L’élue travailliste de 37 ans fait partie de ces femmes politiques britanniques particulièrement attaquées sur les réseaux sociaux. Comme Yvette Cooper, Anna Soubry ou Laura Sherriff, elle reçoit quantité de messages haineux, dont des menaces de mort. Mais depuis ces échanges acrimonieux avec le premier ministre à Westminster, son angoisse et celle de ses collègues, ont encore augmenté.
« Allez crever dans le caniveau, c’est ce qui arrive à ceux qui ne font pas le Brexit » : c’est le type de courriel que Jeff Philipps a reçu ces derniers jours, utilisant la même expression que celle utilisée par Boris Johnson, au début du mois. Le 26 septembre, un homme a été arrêté par la police après lui avoir hurlé « fascistes » et avoir essayé de briser les vitres de sa permanence, à Birmingham.
Tout aussi perturbante, cette longue suite de tweets postée le même jour par Ellie Cooper, fille d’Yvette Cooper et d’Ed Balls, deux poids lourds de la gauche britannique : « J’ai peur quand je vois les emails que [reçoit ma mère], l’accusant d’être une menteuse et une traîtresse. J’ai eu peur quand notre maison a été équipée avec des alarmes, des verrous spéciaux et des dispositifs pour vérifier les courriers. J’ai peur parce que le 16 juin 2016 [jour de la mort de Jo Cox, députée travailliste assassinée par un néonazi], deux enfants ont dit au revoir à leur maman avant qu’elle ne parte pour sa permanence et ils ne l’ont jamais revue. J’ai peur tous les jours que la même chose arrive à ma mère. »
Un débat « toxique »
Depuis le référendum sur le Brexit, la politique britannique a largement perdu sa réputation de stabilité et ses manières policées. Et ces derniers jours, elle a franchi un palier dans la violence verbale, la rhétorique agressive de Boris Johnson faisant polémique. Du moins, dans le camp des « Remainers », partisans de l’Europe, et des plus modérés des élus conservateurs.

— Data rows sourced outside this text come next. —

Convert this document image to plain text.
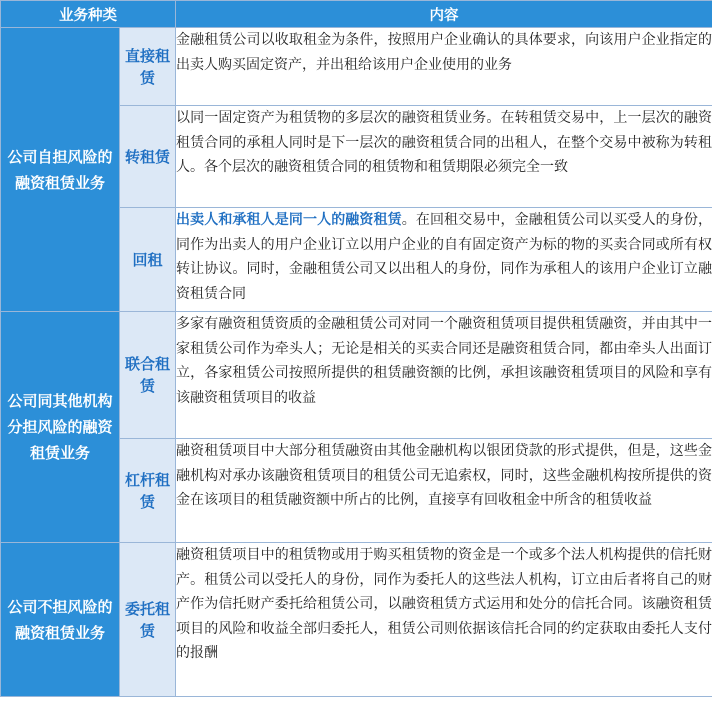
业务种类		内容
公司自担风险的融资租赁业务	直接租赁	金融租赁公司以收取租金为条件，按照用户企业确认的具体要求，向该用户企业指定的出卖人购买固定资产，并出租给该用户企业使用的业务
	转租赁	以同一固定资产为租赁物的多层次的融资租赁业务。在转租赁交易中，上一层次的融资租赁合同的承租人同时是下一层次的融资租赁合同的出租人，在整个交易中被称为转租人。各个层次的融资租赁合同的租赁物和租赁期限必须完全一致
	回租	出卖人和承租人是同一人的融资租赁。在回租交易中，金融租赁公司以买受人的身份，同作为出卖人的用户企业订立以用户企业的自有固定资产为标的物的买卖合同或所有权转让协议。同时，金融租赁公司又以出租人的身份，同作为承租人的该用户企业订立融资租赁合同
公司同其他机构分担风险的融资租赁业务	联合租赁	多家有融资租赁资质的金融租赁公司对同一个融资租赁项目提供租赁融资，并由其中一家租赁公司作为牵头人；无论是相关的买卖合同还是融资租赁合同，都由牵头人出面订立，各家租赁公司按照所提供的租赁融资额的比例，承担该融资租赁项目的风险和享有该融资租赁项目的收益
	杠杆租赁	融资租赁项目中大部分租赁融资由其他金融机构以银团贷款的形式提供，但是，这些金融机构对承办该融资租赁项目的租赁公司无追索权，同时，这些金融机构按所提供的资金在该项目的租赁融资额中所占的比例，直接享有回收租金中所含的租赁收益
公司不担风险的融资租赁业务	委托租赁	融资租赁项目中的租赁物或用于购买租赁物的资金是一个或多个法人机构提供的信托财产。租赁公司以受托人的身份，同作为委托人的这些法人机构，订立由后者将自己的财产作为信托财产委托给租赁公司，以融资租赁方式运用和处分的信托合同。该融资租赁项目的风险和收益全部归委托人，租赁公司则依据该信托合同的约定获取由委托人支付的报酬
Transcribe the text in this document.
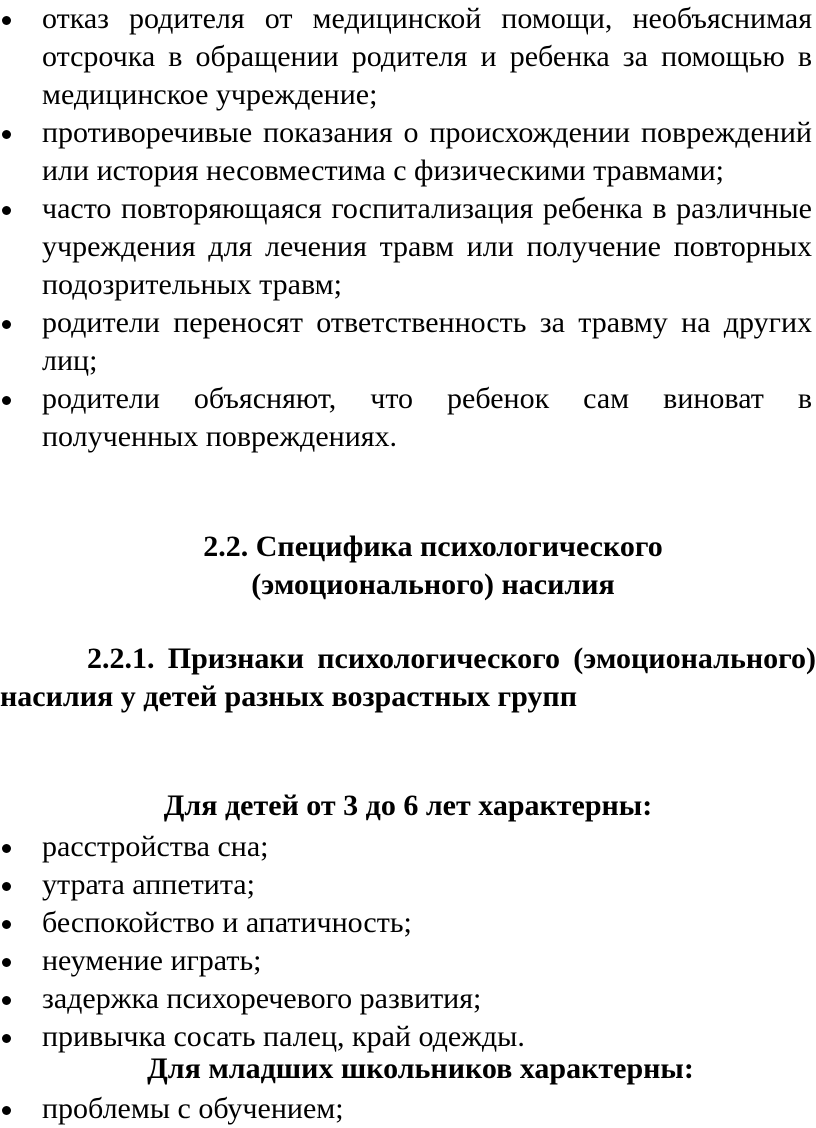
отказ родителя от медицинской помощи, необъяснимая отсрочка в обращении родителя и ребенка за помощью в медицинское учреждение;
противоречивые показания о происхождении повреждений или история несовместима с физическими травмами;
часто повторяющаяся госпитализация ребенка в различные учреждения для лечения травм или получение повторных подозрительных травм;
родители переносят ответственность за травму на других лиц;
родители объясняют, что ребенок сам виноват в полученных повреждениях.
2.2. Специфика психологического
(эмоционального) насилия

2.2.1. Признаки психологического (эмоционального) насилия у детей разных возрастных групп

Для детей от 3 до 6 лет характерны:
расстройства сна;
утрата аппетита;
беспокойство и апатичность;
неумение играть;
задержка психоречевого развития;
привычка сосать палец, край одежды.
Для младших школьников характерны:
проблемы с обучением;
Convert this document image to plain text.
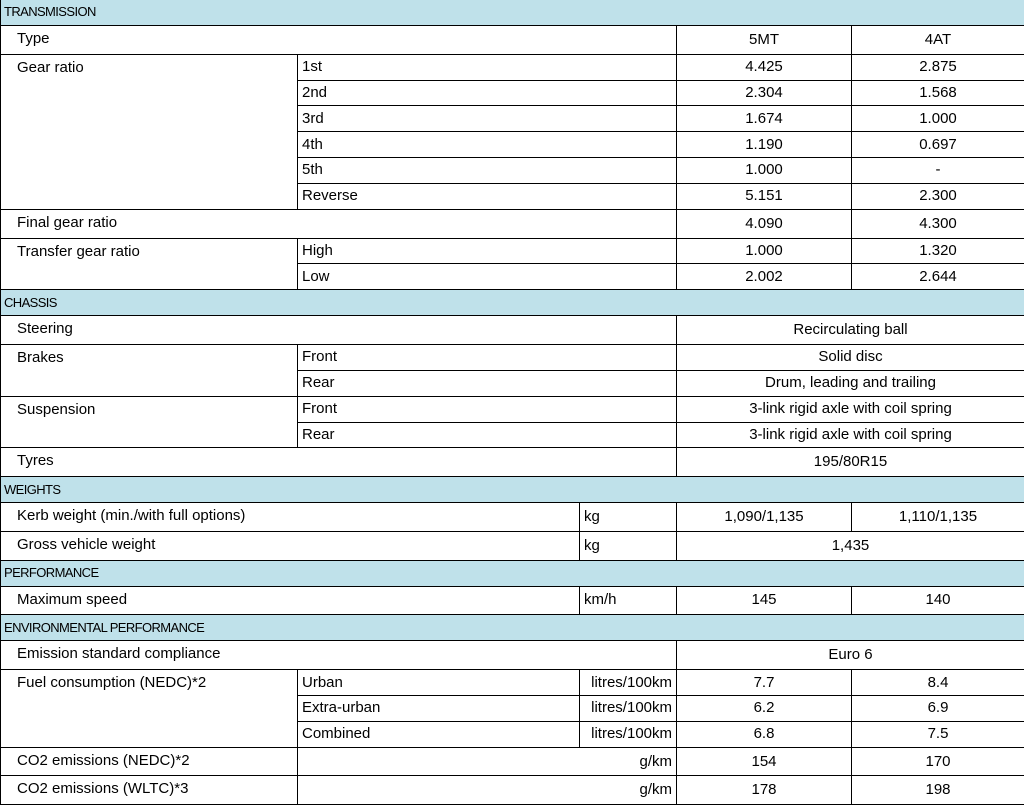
TRANSMISSION				
Type			5MT	4AT
Gear ratio	1st		4.425	2.875
	2nd		2.304	1.568
	3rd		1.674	1.000
	4th		1.190	0.697
	5th		1.000	-
	Reverse		5.151	2.300
Final gear ratio			4.090	4.300
Transfer gear ratio	High		1.000	1.320
	Low		2.002	2.644
CHASSIS				
Steering			Recirculating ball	
Brakes	Front		Solid disc	
	Rear		Drum, leading and trailing	
Suspension	Front		3-link rigid axle with coil spring	
	Rear		3-link rigid axle with coil spring	
Tyres			195/80R15	
WEIGHTS				
Kerb weight (min./with full options)		kg	1,090/1,135	1,110/1,135
Gross vehicle weight		kg	1,435	
PERFORMANCE				
Maximum speed		km/h	145	140
ENVIRONMENTAL PERFORMANCE				
Emission standard compliance			Euro 6	
Fuel consumption (NEDC)*2	Urban	litres/100km	7.7	8.4
	Extra-urban	litres/100km	6.2	6.9
	Combined	litres/100km	6.8	7.5
CO2 emissions (NEDC)*2	g/km		154	170
CO2 emissions (WLTC)*3	g/km		178	198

Mais au congrès annuel des tories, qui s’est ouvert dimanche 29 septembre à Manchester, la garde rapprochée du premier ministre s’est plutôt employée à justifier le vocabulaire de son chef. Et au lieu de s’excuser, ce dernier a même remis le couvert dans les colonnes du Sunday Telegraph, qualifiant d’« abject acte de capitulation » la loi parlementaire l’obligeant à décaler la date du Brexit en cas d’absence d’accord avec Bruxelles.